Sleuthing the Background of Lifetime Brands Stakeholder Jove Partners

| About: Lifetime Brands, (LCUT)

Recently, Jove Partners disclosed a 5.2% stake in Lifetime Brands (NASDAQ:LCUT). In its 13D filing, Jove reported that:

The Reporting Persons believe that the Issuer would benefit from additional marketing and industry expertise on its board of directors, and have suggested individuals for consideration by the board.

Lifetime CEO Jeffrey Siegel was quoted as saying “Jove Partners is a [Lifetime Brands] shareholder who has been advising us at our request. They have tremendous expertise in e-commerce.”

Who is Jove Partners and what particular expertise might they bring to the table?

A search of SEC filings reveals no other filings by Jove Partners. However, reading the 13D reveals that Joel Tomas Citron is the managing member of Jove Partners. Mr. Citron is the Chairman of Oxigene (OXGN). More relevant, he was Chairman of Provide Commerce, parent company of ProFlowers, before its sale to Liberty Media.

The similarly named Jovian Holdings was a major holder of Provide Commerce, with a 29% stake at the time of the acquisition. Citron was a director of Jovian Holdings as were Jared Polis, who was a principal of Blue Mountain Arts, guiding it to a $900 million buyout by Excite, and Arthur Laffer, famous for the Laffer Curve

Based on Siegel’s quote and the experience of the three, I think it is likely that the board candidate(s) proposed include some combination of Citron, Polis and Laffer. Lifetime has significantly stepped up their online presence, adding products from their other brands to, and the background that Jove Partners has in e-commerce could be helpful in growing direct sales to be a significant part of Lifetime’s business.

Back in September, I wrote about Lifetime Brands.
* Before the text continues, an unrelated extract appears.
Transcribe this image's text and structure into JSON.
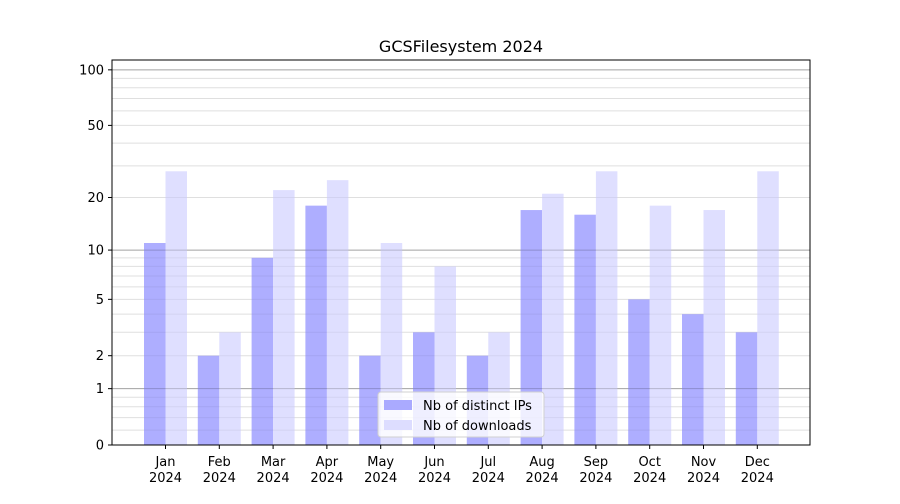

At the time, the stock was trading at $20.10 and the company had projected 2006 EPS of $1.50-$1.70. The company lowered that to $1.45-$1.55 with the release of 3rd quarter earnings, and on December 21, lowered it further to $1.10-$1.15, below 2005 earnings of $1.23. Though the company has not yet released 2006 numbers, on January 25, it stated that it expected 2007 EPS of $1.40-$1.70. The end result of all of this is that on February 15, the stock closed at 19.54, not far from where it was in September.

The particular problems that Lifetime has faced have been largely related to its direct to consumer business. The experience and expertise that Jove brings could indeed be helpful in helping the company resolve these problems and get back on the path to consistent, strong growth. In the meantime, I believe the shares remain a good value.